The world’s attention is currently focused on the other epidemic, Covid-19, which has upstaged Jew hatred slightly but not erased it from the playbill, as statistics show. As soon as the plague weakens, the voices of our enemies will intensify again, blaming Jews for the pandemic and other libels, as antisemites so openly do at every first opportunity and through any means at their disposal.
However, we waste our time trying to combat the haters head-on or by struggling to remove unwanted content. These actions will not help, nor do we have the immense power and resources it would take to eradicate the problem. As soon as the measures to eliminate antisemitic posts are implemented in one place, they rapidly reproduce like weeds in a field. Therefore, the only strategy that will bear fruit is to learn how to take the negativity thrown our way and contrast it with all the goodness expected from the Jewish people.
In fact, let’s take a step back and think about this clearly for a moment. When antisemites blame Jews for all the calamities in the world, they are actually pointing to Jews as the only force capable of causing change in the world, as the only people who have the power to solve any crisis humanity faces but who are failing to fulfill this goal.

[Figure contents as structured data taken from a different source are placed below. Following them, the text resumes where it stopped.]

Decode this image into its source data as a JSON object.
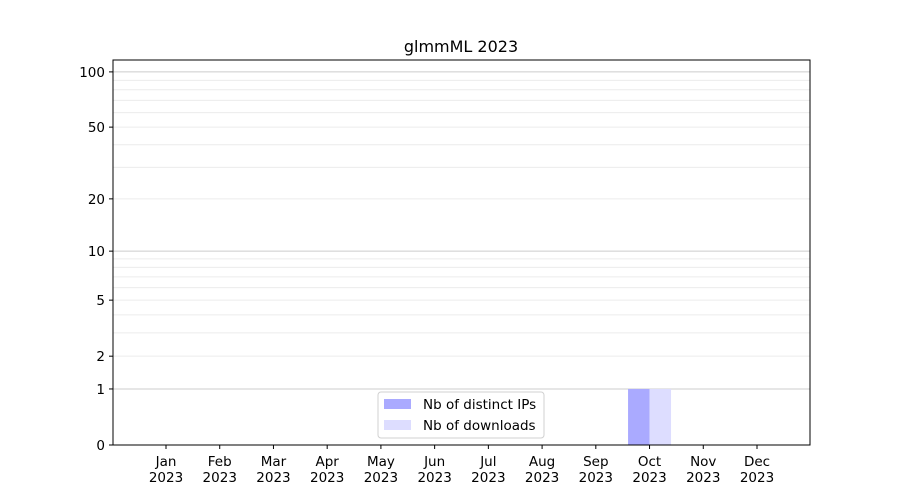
{
  "chart_data": {
    "type": "bar",
    "title": "glmmML 2023",
    "xlabel": "",
    "ylabel": "",
    "yscale": "log(1+y)",
    "ylim": [
      0,
      116
    ],
    "yticks": [
      0,
      1,
      2,
      5,
      10,
      20,
      50,
      100
    ],
    "grid": true,
    "legend_position": "bottom-center",
    "categories": [
      "Jan\n2023",
      "Feb\n2023",
      "Mar\n2023",
      "Apr\n2023",
      "May\n2023",
      "Jun\n2023",
      "Jul\n2023",
      "Aug\n2023",
      "Sep\n2023",
      "Oct\n2023",
      "Nov\n2023",
      "Dec\n2023"
    ],
    "series": [
      {
        "name": "Nb of distinct IPs",
        "color": "#aaaaff",
        "values": [
          0,
          0,
          0,
          0,
          0,
          0,
          0,
          0,
          0,
          1,
          0,
          0
        ]
      },
      {
        "name": "Nb of downloads",
        "color": "#ddddff",
        "values": [
          0,
          0,
          0,
          0,
          0,
          0,
          0,
          0,
          0,
          1,
          0,
          0
        ]
      }
    ]
  }
}
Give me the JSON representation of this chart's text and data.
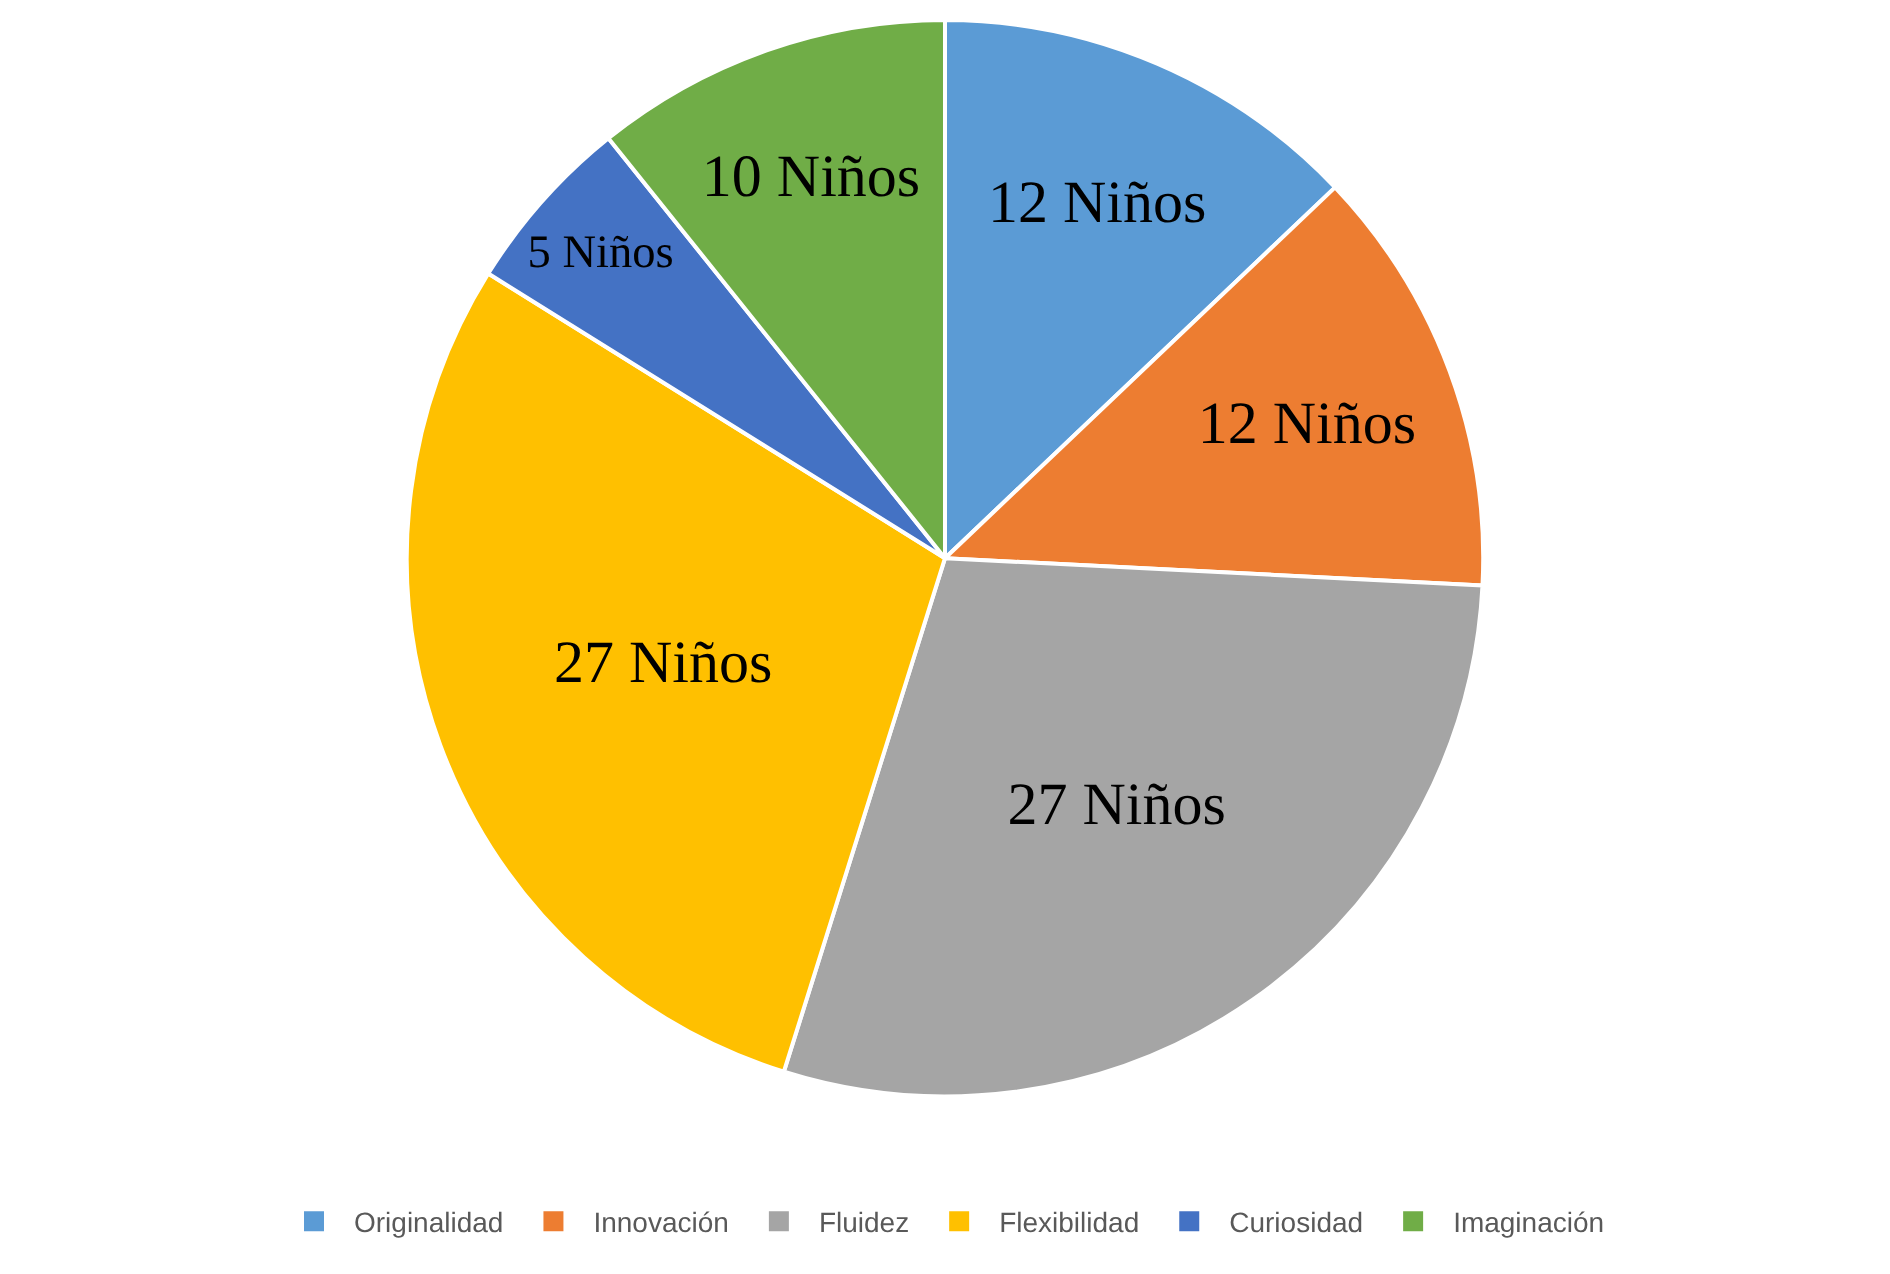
{
  "chart_data": {
    "type": "pie",
    "categories": [
      "Originalidad",
      "Innovación",
      "Fluidez",
      "Flexibilidad",
      "Curiosidad",
      "Imaginación"
    ],
    "values": [
      12,
      12,
      27,
      27,
      5,
      10
    ],
    "colors": [
      "#5b9bd5",
      "#ed7d31",
      "#a5a5a5",
      "#ffc000",
      "#4472c4",
      "#70ad47"
    ],
    "value_labels": [
      "12 Niños",
      "12 Niños",
      "27 Niños",
      "27 Niños",
      "5 Niños",
      "10 Niños"
    ],
    "legend": "bottom"
  }
}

That is a true statement—they are absolutely right. Only the people of Israel can make a difference in the world because they are the people who received the method of connection, the wisdom of Kabbalah, which describes the means for drawing the unique force in nature capable of neutralizing any disruption and negativity in reality. That force that balances hatred is the power of love created through Jewish unity. When Jews are united and become an example to follow, they will arise as the “light unto the nations,” lighting up the path to a positive future for humanity. That will be the day when fairness, equality, and mutual understanding will have the last laugh.